Step 1: At the start of the year, employers should first estimate the AW ceiling by using the current year’s estimated monthly OW.

For example, if your employee earns $6,000 a month, then the estimated AW ceiling for the employee will be $30,000. This is derived from the AW ceiling formula. $102,000 – ($6,000 x 12) = $30,000

Step 2: At the 1) end of the year, 2) upon an employee’s resignation, or 3) if there are changes in the employee’s salary, employers should re-calculate the AW ceiling for the year based on the OW paid. Any shortfall in contributions should be paid together with the CPF contributions at the end of the year in December, or in the employee’s last month of employment. 

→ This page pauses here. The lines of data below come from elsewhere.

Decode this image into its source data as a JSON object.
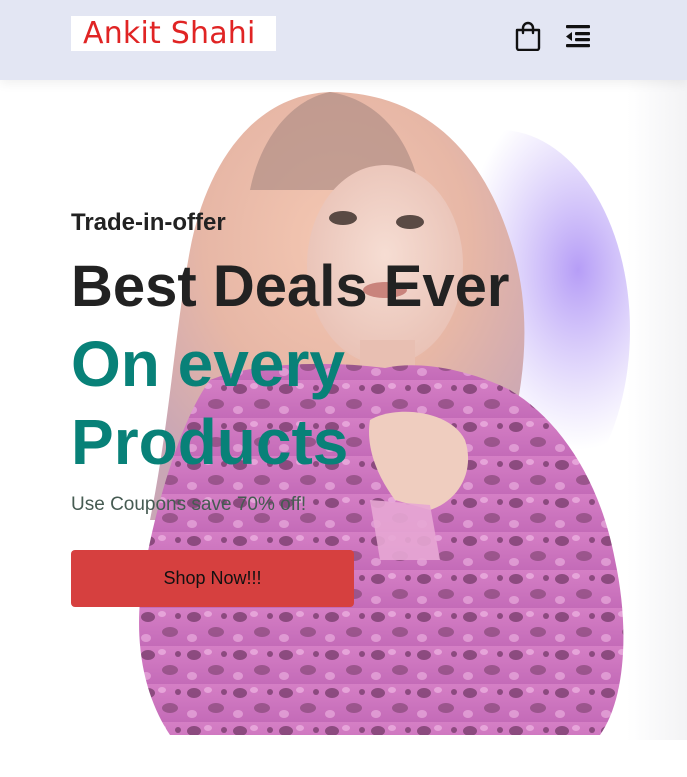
{
  "header": {
    "logo_text": "Ankit Shahi",
    "cart_icon": "shopping-bag-icon",
    "menu_icon": "menu-collapse-icon"
  },
  "hero": {
    "kicker": "Trade-in-offer",
    "headline": "Best Deals Ever",
    "accent_line_1": "On every",
    "accent_line_2": "Products",
    "subtext": "Use Coupons save 70% off!",
    "cta_label": "Shop Now!!!",
    "image": "woman-in-pink-leopard-jacket"
  },
  "colors": {
    "header_bg": "#e3e6f3",
    "accent": "#088178",
    "logo": "#e02424",
    "cta_bg": "#d6403f",
    "text_dark": "#222222"
  }
}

For example, if an employee receives a salary increment or reduction after AW Ceiling had been estimated at the start of the year, the employee’s AW Ceiling will be recalculated and adjusted to reflect the new wages. Any shortfall should be paid to the employee at the end of the year in December or in the employee’s last month of employment.

As an example, take an employee earning $6,000 a month from January to October, but his monthly salary was reduced to $3,000 in November and December. At the same time, he received a bonus of $40,000 in June. 

At the start of the year, the estimated AW ceiling for the employee is $30,000 (see step 1). Thus, when there was additional wages of $40,000 in June, only $30,000 of the AW required CPF contribution. However, due to his salary reduction in November and December, his AW ceiling is now at $36,000. Thus, an additional $6,000 for the AW wages would require CPF contribution. 

In the event that an employer contributed excess AW, they can arrange for a refund via an online application with the CPF Board.